O! how much more doth beauty beauteous seem
By that sweet ornament which truth doth give.
The rose looks fair, but fairer we it deem
For that sweet odour, which doth in it live.
The canker blooms have full as deep a dye
As the perfumed tincture of the roses.
Hang on such thorns, and play as wantonly
When summer’s breath their masked buds discloses:
But, for their virtue only is their show,
They live unwoo’d, and unrespected fade;
Die to themselves. Sweet roses do not so;
Of their sweet deaths, are sweetest odours made:
And so of you, beauteous and lovely youth,
When that shall vade, by verse distills your truth.
In plain English
Beauty shines brightest when it's paired with something real — with truth, integrity, honesty. A rose looks lovely, sure, but we love it even more because it actually smells wonderful. That scent is real.

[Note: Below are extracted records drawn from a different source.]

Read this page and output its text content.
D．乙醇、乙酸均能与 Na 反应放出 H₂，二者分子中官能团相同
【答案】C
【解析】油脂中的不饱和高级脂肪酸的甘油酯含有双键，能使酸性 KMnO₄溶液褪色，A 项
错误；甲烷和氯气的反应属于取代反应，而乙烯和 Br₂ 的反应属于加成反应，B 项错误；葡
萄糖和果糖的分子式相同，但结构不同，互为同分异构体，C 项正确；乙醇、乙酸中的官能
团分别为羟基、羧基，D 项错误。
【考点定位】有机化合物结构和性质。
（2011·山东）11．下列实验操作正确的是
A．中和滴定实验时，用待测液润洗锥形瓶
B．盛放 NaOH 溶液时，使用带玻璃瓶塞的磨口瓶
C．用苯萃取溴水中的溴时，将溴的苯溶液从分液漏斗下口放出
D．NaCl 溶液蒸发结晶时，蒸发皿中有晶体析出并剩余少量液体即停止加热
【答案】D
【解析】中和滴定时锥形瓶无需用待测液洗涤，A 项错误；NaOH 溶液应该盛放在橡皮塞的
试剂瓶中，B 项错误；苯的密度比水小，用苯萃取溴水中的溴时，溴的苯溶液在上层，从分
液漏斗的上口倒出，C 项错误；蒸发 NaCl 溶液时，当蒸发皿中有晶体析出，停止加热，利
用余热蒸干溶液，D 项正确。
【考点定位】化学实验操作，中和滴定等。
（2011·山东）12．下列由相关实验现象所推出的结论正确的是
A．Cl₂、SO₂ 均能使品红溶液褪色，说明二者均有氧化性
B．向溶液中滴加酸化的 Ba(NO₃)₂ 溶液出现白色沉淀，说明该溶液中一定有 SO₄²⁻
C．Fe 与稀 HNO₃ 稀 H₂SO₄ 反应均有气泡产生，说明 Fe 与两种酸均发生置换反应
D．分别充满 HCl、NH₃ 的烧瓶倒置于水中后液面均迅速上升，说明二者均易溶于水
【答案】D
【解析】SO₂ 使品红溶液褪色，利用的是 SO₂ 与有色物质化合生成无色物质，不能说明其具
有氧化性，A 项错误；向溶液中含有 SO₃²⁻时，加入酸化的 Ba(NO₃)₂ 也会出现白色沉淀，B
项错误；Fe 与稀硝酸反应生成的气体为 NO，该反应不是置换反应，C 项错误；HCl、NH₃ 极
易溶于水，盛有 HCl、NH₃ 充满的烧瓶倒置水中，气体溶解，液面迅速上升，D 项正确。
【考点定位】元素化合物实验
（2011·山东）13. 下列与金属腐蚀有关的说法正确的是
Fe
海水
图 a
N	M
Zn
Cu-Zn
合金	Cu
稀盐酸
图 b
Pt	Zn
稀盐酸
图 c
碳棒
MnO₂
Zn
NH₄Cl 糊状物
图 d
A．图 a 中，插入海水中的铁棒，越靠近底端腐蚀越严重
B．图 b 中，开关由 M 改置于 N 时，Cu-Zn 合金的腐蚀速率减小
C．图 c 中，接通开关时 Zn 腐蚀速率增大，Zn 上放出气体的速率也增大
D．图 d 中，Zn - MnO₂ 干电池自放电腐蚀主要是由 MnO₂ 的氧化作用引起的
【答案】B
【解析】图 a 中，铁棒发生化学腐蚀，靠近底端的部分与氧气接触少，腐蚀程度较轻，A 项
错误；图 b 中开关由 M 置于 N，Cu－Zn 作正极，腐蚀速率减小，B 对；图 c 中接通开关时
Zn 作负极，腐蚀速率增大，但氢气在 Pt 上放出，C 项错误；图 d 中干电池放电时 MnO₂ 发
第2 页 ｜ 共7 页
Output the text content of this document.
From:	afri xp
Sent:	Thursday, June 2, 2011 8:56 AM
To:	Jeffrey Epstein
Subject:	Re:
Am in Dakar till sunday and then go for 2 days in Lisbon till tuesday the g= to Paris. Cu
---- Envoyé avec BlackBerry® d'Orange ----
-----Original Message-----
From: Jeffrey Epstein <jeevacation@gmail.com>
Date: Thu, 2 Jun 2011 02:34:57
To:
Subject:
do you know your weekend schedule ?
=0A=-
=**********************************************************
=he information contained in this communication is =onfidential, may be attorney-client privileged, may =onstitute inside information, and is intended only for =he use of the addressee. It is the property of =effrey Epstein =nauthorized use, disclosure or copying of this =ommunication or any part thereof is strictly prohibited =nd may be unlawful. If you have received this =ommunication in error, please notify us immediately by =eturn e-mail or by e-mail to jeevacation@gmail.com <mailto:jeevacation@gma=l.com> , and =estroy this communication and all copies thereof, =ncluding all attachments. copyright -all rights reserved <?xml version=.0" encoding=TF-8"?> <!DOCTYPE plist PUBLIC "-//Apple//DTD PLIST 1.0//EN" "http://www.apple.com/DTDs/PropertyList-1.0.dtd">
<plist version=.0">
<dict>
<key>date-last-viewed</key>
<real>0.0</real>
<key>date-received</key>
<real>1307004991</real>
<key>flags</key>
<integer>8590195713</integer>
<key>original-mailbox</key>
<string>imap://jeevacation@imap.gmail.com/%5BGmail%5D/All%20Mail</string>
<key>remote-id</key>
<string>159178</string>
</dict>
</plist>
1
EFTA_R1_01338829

There are fake roses — weeds that bloom just as colorful, hanging on thorns, just as showy when summer arrives. But they're all appearance and no substance. Nobody wants them. They fade without a trace, dead to themselves, forgotten.
Real roses, though, leave something behind. Even when they wilt, they become perfume — they transform into something that lasts. And you're like that: beautiful and young, but your real beauty is your character. When your youth fades, my poems will distill and preserve what's genuinely true about you.